Nigel raved on till Max shouted a second time. The office went quiet, everyone looking over. ‘I don’t care what the problem is,’ Max said, ‘but shut it.’
Nigel made a crack that I missed. Max pointed this time. ‘Shut it, right nowl.’
Those few brokers I could see through the window were either looking at Nigel or keeping their heads down. Finally Nigel turned on his heel. Max came back in, closing the door. I asked him what that had all been about.
‘At a guess?’ Max slumped into his chair, ‘Our staff equity scheme?' He explained that Nigel, among others, had loaded up with WardSure shares that were meant to be held in escrow. The shareprice had been soft lately, but since the fire, and the rumours about Sebastian, it had moved sharply south. And now it turned out there’d been a grey market in the office too; the WardSure brokers had been trading their escrow allocations. In this grey market, Nigel had been caught long. Long and wrong. But given my own problems, my heart didn’t exactly bleed for him.
‘But listen,’ Max said. ‘This Tyler, if he’s not up to it I can get someone else. We can ship some real people.’
‘Max. What Bill told you down at Brentwell, he wasn’t kidding. You try to involve anyone else in this, Sebasdan’s K and R policy’s void. You don’t just get rid of Bill, you get rid of us too.’
He peered at me. ‘Right,’ he said tapping his forehead. Never the sharpest knife in the box, Max wasn’t improving under pressure. ‘Right.’
‘Can I make a suggestion? Let Tyler get on with his job. Do what he tells you, and no more peeking over his shoulder.'
Max screwed up his face. Then the phone rang and he grabbed it. ‘Hello,’ he said, voice strained. ‘Max Ward.’ After a second his face relaxed, he leant back in his chair. Whoever it was, it wasn’t the kidnappers so I opened the door and backed out. He gave me a wave and a bleak look of dejection.
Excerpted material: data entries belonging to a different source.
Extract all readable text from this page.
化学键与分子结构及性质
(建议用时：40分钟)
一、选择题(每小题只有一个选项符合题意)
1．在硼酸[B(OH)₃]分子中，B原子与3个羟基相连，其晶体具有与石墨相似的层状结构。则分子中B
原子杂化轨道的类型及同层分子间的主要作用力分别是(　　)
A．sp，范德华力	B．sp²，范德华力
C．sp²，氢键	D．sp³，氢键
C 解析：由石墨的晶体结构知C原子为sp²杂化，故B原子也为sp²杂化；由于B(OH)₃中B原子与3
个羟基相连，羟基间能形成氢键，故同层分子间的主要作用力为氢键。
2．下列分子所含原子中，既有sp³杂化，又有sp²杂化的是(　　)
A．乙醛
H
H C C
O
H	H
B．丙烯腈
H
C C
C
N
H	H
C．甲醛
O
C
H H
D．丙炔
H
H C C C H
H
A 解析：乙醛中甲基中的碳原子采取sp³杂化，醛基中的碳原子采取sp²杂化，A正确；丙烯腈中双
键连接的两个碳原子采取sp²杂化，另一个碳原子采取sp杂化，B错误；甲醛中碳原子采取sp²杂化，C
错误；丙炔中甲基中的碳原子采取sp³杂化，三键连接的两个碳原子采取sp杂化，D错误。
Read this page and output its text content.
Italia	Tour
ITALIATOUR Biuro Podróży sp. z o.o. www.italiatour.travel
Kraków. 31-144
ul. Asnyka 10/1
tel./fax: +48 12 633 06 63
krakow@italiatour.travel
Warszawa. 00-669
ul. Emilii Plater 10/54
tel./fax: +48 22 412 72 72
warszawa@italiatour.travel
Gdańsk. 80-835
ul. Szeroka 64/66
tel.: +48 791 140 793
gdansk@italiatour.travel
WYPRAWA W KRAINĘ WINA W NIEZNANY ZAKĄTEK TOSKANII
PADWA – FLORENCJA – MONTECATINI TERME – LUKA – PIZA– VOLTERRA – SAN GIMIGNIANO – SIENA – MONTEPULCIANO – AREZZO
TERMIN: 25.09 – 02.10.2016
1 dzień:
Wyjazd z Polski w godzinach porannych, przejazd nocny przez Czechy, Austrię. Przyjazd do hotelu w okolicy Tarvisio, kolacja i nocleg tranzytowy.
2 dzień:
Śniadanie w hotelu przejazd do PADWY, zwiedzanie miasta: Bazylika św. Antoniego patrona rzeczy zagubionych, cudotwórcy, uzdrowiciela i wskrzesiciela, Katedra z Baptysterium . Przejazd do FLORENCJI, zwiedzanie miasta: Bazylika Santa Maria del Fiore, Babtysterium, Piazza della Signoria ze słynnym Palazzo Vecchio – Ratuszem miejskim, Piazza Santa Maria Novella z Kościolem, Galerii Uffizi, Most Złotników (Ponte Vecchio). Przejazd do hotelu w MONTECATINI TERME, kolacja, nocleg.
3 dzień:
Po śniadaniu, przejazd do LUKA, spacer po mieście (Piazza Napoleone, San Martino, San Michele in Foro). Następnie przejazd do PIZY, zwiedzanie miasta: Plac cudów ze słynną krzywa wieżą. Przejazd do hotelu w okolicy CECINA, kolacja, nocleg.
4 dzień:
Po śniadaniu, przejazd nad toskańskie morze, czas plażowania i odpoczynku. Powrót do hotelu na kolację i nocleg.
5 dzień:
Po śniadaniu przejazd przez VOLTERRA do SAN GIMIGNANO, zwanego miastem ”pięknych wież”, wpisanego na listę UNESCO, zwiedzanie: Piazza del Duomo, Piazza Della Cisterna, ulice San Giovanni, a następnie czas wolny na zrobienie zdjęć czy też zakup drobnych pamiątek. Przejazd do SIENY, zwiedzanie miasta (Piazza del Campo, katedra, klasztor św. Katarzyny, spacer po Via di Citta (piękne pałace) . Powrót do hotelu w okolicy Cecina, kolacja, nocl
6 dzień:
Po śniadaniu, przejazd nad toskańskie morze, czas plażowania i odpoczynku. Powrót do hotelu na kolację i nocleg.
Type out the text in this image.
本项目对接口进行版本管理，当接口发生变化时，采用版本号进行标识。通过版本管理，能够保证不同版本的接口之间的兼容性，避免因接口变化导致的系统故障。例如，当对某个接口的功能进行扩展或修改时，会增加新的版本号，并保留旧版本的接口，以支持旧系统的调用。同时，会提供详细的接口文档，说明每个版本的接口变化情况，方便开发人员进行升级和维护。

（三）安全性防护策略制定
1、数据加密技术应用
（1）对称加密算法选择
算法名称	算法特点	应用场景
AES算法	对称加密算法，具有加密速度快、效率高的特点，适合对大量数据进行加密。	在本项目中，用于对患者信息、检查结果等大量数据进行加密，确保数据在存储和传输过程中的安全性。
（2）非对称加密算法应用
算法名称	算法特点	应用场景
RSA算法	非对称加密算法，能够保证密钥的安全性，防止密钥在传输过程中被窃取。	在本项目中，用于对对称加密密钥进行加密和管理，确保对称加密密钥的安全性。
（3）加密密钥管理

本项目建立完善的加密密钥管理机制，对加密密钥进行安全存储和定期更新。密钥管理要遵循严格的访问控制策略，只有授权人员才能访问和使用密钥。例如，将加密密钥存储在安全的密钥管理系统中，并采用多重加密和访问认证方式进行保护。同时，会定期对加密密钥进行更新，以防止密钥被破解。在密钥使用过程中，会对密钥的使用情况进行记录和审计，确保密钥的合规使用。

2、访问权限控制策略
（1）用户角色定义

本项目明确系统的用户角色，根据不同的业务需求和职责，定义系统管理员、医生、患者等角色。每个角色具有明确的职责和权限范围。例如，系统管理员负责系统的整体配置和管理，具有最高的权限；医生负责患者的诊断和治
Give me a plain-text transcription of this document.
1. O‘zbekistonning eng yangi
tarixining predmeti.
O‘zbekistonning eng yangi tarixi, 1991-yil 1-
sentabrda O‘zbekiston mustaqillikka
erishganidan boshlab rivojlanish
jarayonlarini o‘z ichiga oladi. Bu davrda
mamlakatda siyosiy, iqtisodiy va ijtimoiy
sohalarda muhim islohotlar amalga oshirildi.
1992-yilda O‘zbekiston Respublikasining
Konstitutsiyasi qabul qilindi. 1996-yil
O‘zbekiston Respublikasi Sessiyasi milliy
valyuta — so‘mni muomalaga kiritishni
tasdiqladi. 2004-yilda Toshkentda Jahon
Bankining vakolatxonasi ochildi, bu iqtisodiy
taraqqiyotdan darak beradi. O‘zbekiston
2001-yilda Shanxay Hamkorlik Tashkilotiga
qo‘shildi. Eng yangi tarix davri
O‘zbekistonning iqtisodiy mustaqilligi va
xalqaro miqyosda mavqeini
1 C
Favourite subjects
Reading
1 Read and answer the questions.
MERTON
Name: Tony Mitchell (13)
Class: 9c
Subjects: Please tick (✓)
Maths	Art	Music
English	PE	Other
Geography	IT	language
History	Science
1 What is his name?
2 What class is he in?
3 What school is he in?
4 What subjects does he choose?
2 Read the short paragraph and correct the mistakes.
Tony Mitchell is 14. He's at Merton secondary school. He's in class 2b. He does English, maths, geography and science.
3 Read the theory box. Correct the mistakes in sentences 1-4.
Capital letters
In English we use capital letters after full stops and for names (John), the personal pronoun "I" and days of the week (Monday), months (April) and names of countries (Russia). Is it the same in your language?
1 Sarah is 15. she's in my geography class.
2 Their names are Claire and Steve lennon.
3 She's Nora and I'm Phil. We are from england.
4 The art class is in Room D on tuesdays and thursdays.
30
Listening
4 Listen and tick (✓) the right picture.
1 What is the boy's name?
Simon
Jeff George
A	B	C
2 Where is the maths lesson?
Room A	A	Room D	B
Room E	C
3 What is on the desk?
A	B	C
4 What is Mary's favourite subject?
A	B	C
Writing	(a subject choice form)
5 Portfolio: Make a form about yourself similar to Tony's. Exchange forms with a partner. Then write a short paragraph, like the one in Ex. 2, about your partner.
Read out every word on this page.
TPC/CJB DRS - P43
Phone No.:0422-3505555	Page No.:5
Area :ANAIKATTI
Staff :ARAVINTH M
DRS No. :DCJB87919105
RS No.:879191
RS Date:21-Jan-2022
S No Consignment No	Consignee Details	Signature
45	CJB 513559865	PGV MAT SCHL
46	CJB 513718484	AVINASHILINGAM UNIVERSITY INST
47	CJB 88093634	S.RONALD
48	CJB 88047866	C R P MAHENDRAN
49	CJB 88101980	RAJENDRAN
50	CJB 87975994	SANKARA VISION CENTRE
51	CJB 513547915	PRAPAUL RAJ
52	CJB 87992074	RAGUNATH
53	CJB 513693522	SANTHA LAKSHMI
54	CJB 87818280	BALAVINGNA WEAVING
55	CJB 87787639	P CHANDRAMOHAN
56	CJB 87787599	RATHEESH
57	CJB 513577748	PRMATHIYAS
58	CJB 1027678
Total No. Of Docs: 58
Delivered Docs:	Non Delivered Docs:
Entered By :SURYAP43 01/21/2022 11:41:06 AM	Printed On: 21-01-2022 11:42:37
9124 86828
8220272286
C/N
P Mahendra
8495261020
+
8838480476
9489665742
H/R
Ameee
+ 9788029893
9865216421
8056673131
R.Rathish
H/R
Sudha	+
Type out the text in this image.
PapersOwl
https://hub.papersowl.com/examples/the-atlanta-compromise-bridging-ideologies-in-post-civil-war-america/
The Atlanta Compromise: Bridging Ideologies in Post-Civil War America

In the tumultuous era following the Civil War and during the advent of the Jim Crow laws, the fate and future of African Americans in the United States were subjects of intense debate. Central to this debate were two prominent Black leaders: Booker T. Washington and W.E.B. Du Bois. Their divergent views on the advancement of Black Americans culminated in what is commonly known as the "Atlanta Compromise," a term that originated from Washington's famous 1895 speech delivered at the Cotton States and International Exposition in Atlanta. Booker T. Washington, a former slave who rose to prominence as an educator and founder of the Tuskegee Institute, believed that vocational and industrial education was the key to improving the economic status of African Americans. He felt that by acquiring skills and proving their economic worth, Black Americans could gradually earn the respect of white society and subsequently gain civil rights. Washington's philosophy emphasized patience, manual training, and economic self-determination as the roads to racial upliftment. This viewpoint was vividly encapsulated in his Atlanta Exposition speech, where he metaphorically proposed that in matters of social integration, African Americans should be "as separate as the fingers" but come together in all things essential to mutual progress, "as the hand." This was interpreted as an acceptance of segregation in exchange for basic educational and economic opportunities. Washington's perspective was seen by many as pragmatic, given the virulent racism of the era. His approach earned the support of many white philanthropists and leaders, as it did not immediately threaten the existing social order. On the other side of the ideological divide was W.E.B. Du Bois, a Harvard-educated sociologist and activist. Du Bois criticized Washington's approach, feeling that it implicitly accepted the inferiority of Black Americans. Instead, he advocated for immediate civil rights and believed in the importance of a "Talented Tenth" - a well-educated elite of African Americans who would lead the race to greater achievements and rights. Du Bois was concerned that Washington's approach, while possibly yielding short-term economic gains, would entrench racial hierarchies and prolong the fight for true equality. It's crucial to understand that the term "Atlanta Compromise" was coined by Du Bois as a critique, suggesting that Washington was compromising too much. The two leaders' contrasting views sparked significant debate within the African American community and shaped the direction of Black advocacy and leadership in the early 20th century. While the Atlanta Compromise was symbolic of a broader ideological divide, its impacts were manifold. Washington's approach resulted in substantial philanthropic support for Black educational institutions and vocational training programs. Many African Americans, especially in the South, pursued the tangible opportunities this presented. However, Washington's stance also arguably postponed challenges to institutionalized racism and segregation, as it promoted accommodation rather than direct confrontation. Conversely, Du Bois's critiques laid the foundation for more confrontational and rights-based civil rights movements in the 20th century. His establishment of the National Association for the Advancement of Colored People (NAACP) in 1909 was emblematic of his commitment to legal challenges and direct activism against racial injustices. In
Prat though he might be, right then I felt more than a little bit sorry for Max.
On the way down in the lift I asked Allen how things had gone with Mehmet. He didn't reply. He had his arms folded and his mouth shut and he stayed like that all the way down. As we went across the foyer I asked him again.
He kept walking. ‘Do you see me smiling, Ian?' He most definitely wasn’t smiling. Their quiet chat together hadn’t gone too well at all. We were halfway back to the Lloyd’s Building before Allen lifted his gaze from the pavement. ‘Mehmet says he asked Sebastian for a meeting with us three weeks ago.’
I did a double-take. ‘Sebastian never mentioned it,’ I said as we went up into Leadenhall. ‘Not to me.’
But Allen was staring a yard in front of his feet again, lost in thought. If Mehmet was telling the truth, Sebastian, instead of bringing us together to get a resolution, as a broker was meant to, had been holding us and Ottoman apart.
I did some thinking of my own. ‘But why would he lie?’
‘Mehmet?’
‘Sebastian. It was no skin off his nose if we reached a settlement with Ottoman. Why not just tell us Mehmet wanted a meeting?' I hadn’t much cared for Mehmet, and now I cared for him even less. After all Sebastian had done for me I wasn't inclined to listen to someone blackening his name.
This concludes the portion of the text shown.